2096. Step-By-Step Directions From a Binary Tree Node to Another

Approach 1: LCA + Build paths

• Time: $O(n)$
• Space: $O(n)$

C++JavaPython

class Solution {
 public:
  string getDirections(TreeNode* root, int startValue, int destValue) {
    string path;
    string pathToStart;
    string pathToDest;
    // Only this subtree matters.
    dfs(lca(root, startValue, destValue), startValue, destValue, path,
        pathToStart, pathToDest);
    return string(pathToStart.length(), 'U') + pathToDest;
  }

 private:
  TreeNode* lca(TreeNode* root, int p, int q) {
    if (root == nullptr || root->val == p || root->val == q)
      return root;
    TreeNode* left = lca(root->left, p, q);
    TreeNode* right = lca(root->right, p, q);
    if (left != nullptr && right != nullptr)
      return root;
    return left == nullptr ? right : left;
  }

  void dfs(TreeNode* root, int p, int q, string& path, string& pathToStart,
           string& pathToDest) {
    if (root == nullptr)
      return;
    if (root->val == p)
      pathToStart = path;
    if (root->val == q)
      pathToDest = path;
    path.push_back('L');
    dfs(root->left, p, q, path, pathToStart, pathToDest);
    path.pop_back();
    path.push_back('R');
    dfs(root->right, p, q, path, pathToStart, pathToDest);
    path.pop_back();
  }
};

class Solution {
  public String getDirections(TreeNode root, int startValue, int destValue) {
    // Only this subtree matters.
    dfs(lca(root, startValue, destValue), startValue, destValue, new StringBuilder());
    return "U".repeat(pathToStart.length()) + pathToDest;
  }

  private String pathToStart = "";
  private String pathToDest = "";

  private TreeNode lca(TreeNode root, int p, int q) {
    if (root == null || root.val == p || root.val == q)
      return root;
    TreeNode left = lca(root.left, p, q);
    TreeNode right = lca(root.right, p, q);
    if (left != null && right != null)
      return root;
    return left == null ? right : left;
  }

  private void dfs(TreeNode root, int p, int q, StringBuilder path) {
    if (root == null)
      return;
    if (root.val == p)
      pathToStart = path.toString();
    if (root.val == q)
      pathToDest = path.toString();
    dfs(root.left, p, q, path.append('L'));
    path.deleteCharAt(path.length() - 1);
    dfs(root.right, p, q, path.append('R'));
    path.deleteCharAt(path.length() - 1);
  }
}

class Solution:
  def getDirections(
      self,
      root: TreeNode | None,
      startValue: int,
      destValue: int,
  ) -> str:
    def lca(root: TreeNode | None) -> TreeNode | None:
      if not root or root.val in (startValue, destValue):
        return root
      left = lca(root.left)
      right = lca(root.right)
      if left and right:
        return root
      return left or right

    def dfs(root: TreeNode | None, path: list[str]) -> None:
      if not root:
        return
      if root.val == startValue:
        self.pathToStart = ''.join(path)
      if root.val == destValue:
        self.pathToDest = ''.join(path)
      path.append('L')
      dfs(root.left, path)
      path.pop()
      path.append('R')
      dfs(root.right, path)
      path.pop()

    dfs(lca(root), [])  # Only this subtree matters.
    return 'U' * len(self.pathToStart) + ''.join(self.pathToDest)

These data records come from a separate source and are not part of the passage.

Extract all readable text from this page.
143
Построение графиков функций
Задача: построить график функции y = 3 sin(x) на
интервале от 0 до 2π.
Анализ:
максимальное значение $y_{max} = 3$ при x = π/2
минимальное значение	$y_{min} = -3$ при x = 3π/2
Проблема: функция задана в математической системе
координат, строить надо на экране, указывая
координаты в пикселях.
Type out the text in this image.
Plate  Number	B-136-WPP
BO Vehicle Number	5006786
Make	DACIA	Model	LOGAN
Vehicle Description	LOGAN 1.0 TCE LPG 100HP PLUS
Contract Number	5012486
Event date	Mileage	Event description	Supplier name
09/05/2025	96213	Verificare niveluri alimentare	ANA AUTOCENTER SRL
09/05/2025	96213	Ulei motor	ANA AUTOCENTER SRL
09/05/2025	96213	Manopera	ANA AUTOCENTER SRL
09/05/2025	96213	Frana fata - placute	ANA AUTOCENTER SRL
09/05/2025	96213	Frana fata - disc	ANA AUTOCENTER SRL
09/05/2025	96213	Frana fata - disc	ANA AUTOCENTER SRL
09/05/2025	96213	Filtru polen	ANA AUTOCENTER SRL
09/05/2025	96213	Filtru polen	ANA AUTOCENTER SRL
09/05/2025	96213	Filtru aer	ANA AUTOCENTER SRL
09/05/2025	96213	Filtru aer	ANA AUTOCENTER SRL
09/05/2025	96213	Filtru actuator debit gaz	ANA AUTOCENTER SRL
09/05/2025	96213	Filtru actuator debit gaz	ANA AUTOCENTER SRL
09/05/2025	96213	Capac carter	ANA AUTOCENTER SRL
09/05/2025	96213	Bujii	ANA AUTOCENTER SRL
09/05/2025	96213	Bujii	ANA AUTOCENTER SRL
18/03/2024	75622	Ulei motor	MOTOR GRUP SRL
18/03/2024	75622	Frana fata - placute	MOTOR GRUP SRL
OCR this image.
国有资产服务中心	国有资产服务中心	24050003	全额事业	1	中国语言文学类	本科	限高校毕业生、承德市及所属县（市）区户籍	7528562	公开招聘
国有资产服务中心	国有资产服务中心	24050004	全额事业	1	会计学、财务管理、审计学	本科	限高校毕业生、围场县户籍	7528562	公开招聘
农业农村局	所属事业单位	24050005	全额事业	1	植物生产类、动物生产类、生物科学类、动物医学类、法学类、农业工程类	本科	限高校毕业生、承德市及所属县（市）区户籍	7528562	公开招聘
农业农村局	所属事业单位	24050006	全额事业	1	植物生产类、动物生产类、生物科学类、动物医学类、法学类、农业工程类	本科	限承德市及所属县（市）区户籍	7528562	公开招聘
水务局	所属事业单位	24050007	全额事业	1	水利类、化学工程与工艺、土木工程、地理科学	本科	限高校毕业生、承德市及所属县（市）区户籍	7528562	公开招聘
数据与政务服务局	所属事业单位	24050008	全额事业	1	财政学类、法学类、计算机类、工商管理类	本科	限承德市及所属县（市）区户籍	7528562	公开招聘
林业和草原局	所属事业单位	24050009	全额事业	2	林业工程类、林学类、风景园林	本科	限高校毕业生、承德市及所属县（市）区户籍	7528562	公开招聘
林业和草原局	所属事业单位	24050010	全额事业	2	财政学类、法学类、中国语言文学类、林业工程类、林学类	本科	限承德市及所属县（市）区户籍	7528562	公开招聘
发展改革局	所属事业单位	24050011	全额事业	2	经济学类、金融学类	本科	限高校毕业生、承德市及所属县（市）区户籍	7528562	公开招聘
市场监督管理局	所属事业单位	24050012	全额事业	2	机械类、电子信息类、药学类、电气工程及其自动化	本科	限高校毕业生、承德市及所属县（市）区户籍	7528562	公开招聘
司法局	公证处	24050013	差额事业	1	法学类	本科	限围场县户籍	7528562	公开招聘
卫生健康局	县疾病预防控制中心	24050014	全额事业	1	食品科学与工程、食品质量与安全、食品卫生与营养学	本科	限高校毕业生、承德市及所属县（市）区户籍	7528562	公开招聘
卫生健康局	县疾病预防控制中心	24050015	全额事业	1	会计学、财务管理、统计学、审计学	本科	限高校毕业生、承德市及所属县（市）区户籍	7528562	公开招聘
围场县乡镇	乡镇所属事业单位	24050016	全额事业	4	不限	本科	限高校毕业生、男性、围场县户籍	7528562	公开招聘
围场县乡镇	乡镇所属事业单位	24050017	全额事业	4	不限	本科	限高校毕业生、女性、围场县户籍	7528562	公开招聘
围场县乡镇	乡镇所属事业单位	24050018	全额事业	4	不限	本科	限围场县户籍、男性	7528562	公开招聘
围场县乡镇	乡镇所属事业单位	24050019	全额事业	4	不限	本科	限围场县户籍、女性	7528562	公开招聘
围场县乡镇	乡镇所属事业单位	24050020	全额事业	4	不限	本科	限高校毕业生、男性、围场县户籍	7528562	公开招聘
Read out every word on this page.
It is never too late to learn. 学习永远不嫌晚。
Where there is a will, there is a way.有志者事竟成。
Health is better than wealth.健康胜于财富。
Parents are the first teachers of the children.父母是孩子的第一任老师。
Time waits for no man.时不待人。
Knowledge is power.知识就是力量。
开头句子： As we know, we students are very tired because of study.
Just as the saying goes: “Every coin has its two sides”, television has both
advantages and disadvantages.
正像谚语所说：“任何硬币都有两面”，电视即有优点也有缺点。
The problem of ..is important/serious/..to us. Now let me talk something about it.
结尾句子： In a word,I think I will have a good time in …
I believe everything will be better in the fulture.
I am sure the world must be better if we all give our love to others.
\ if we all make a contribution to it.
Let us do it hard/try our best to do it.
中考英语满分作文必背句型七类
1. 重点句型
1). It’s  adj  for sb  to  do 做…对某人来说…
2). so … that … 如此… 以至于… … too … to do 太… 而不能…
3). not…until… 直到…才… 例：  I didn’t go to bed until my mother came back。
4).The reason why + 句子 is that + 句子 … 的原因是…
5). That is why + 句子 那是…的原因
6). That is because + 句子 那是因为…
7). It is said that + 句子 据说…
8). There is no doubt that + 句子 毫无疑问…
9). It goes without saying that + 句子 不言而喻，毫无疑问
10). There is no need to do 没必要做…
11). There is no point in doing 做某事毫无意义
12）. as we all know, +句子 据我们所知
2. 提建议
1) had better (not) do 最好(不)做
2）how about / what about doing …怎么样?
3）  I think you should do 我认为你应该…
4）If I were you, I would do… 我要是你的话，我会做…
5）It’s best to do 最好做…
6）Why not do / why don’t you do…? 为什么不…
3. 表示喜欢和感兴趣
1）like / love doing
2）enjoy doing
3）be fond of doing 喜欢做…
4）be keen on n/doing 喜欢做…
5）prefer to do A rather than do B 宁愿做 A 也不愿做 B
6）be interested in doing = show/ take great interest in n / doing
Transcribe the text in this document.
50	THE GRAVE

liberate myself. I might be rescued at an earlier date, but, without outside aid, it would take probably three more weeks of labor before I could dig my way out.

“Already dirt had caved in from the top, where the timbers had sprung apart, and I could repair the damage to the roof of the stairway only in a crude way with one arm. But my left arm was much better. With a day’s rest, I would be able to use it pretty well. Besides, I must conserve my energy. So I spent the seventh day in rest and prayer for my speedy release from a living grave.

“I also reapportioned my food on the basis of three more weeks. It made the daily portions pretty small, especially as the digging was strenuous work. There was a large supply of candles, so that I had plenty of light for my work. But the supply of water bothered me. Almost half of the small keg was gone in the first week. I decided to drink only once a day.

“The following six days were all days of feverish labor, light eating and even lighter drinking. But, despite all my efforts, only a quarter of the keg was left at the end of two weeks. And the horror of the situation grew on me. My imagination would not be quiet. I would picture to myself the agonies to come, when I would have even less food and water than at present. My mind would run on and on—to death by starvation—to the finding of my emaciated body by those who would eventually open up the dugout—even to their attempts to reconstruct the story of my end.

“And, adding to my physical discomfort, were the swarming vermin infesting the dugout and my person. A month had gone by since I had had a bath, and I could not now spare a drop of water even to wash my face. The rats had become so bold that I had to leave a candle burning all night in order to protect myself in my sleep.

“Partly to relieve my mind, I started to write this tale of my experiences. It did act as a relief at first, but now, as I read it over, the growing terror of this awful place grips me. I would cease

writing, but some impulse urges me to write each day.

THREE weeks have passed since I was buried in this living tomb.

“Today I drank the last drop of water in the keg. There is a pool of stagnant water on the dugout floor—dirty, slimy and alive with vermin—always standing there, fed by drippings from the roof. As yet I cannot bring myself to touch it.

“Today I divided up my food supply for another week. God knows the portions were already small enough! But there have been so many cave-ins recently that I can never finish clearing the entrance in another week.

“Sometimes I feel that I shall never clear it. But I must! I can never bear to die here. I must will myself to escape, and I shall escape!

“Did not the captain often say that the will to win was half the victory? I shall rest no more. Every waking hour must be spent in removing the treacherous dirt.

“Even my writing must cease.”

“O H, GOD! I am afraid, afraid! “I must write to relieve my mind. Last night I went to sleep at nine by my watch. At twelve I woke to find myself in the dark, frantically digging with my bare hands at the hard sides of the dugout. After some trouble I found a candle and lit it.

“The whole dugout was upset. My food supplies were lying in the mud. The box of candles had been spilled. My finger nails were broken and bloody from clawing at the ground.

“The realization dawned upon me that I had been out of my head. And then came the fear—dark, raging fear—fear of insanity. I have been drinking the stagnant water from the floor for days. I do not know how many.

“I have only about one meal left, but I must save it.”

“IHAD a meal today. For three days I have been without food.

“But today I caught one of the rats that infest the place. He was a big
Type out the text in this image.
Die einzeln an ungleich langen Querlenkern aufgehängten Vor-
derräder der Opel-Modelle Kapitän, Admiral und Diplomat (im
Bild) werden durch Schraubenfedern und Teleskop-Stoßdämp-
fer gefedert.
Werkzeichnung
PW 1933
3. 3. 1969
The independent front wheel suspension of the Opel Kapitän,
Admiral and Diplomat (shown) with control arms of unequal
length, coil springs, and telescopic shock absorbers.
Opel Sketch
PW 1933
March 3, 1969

Approach 2: Build paths and remove common prefix

• Time: $O(n)$
• Space: $O(n)$

C++JavaPython

class Solution {
 public:
  string getDirections(TreeNode* root, int startValue, int destValue) {
    string pathToStart;
    string pathToDest;

    dfs(root, startValue, pathToStart);
    dfs(root, destValue, pathToDest);

    while (!pathToStart.empty() && !pathToDest.empty() &&
           pathToStart.back() == pathToDest.back()) {
      pathToStart.pop_back();
      pathToDest.pop_back();
    }

    return string(pathToStart.length(), 'U') +
           string{pathToDest.rbegin(), pathToDest.rend()};
  }

 private:
  // Builds the string in reverse order to avoid creating a new copy.
  bool dfs(TreeNode* root, int val, string& path) {
    if (root->val == val)
      return true;
    if (root->left && dfs(root->left, val, path))
      path.push_back('L');
    else if (root->right && dfs(root->right, val, path))
      path.push_back('R');
    return !path.empty();
  }
};

class Solution {
  public String getDirections(TreeNode root, int startValue, int destValue) {
    StringBuilder pathToStart = new StringBuilder();
    StringBuilder pathToDest = new StringBuilder();

    dfs(root, startValue, pathToStart);
    dfs(root, destValue, pathToDest);

    while (pathToStart.length() > 0 && pathToDest.length() > 0 &&
           pathToStart.charAt(pathToStart.length() - 1) ==
               pathToDest.charAt(pathToDest.length() - 1)) {
      pathToStart.setLength(pathToStart.length() - 1);
      pathToDest.setLength(pathToDest.length() - 1);
    }

    return "U".repeat(pathToStart.length()) + pathToDest.reverse().toString();
  }

  // Builds the string in reverse order to avoid creating a new copy.
  private boolean dfs(TreeNode root, int val, StringBuilder sb) {
    if (root.val == val)
      return true;
    if (root.left != null && dfs(root.left, val, sb))
      sb.append("L");
    else if (root.right != null && dfs(root.right, val, sb))
      sb.append("R");
    return sb.length() > 0;
  }
}

class Solution:
  def getDirections(
      self,
      root: TreeNode | None,
      startValue: int,
      destValue: int,
  ) -> str:
    def dfs(root: TreeNode | None, val: int, path: list[str]) -> bool:
      """Builds the string in reverse order to avoid creating a new copy."""
      if root.val == val:
        return True
      if root.left and dfs(root.left, val, path):
        path.append('L')
      elif root.right and dfs(root.right, val, path):
        path.append('R')
      return len(path) > 0

    pathToStart = []
    pathToDest = []

    dfs(root, startValue, pathToStart)
    dfs(root, destValue, pathToDest)

    while pathToStart and pathToDest and pathToStart[-1] == pathToDest[-1]:
      pathToStart.pop()
      pathToDest.pop()

    return 'U' * len(pathToStart) + ''.join(reversed(pathToDest))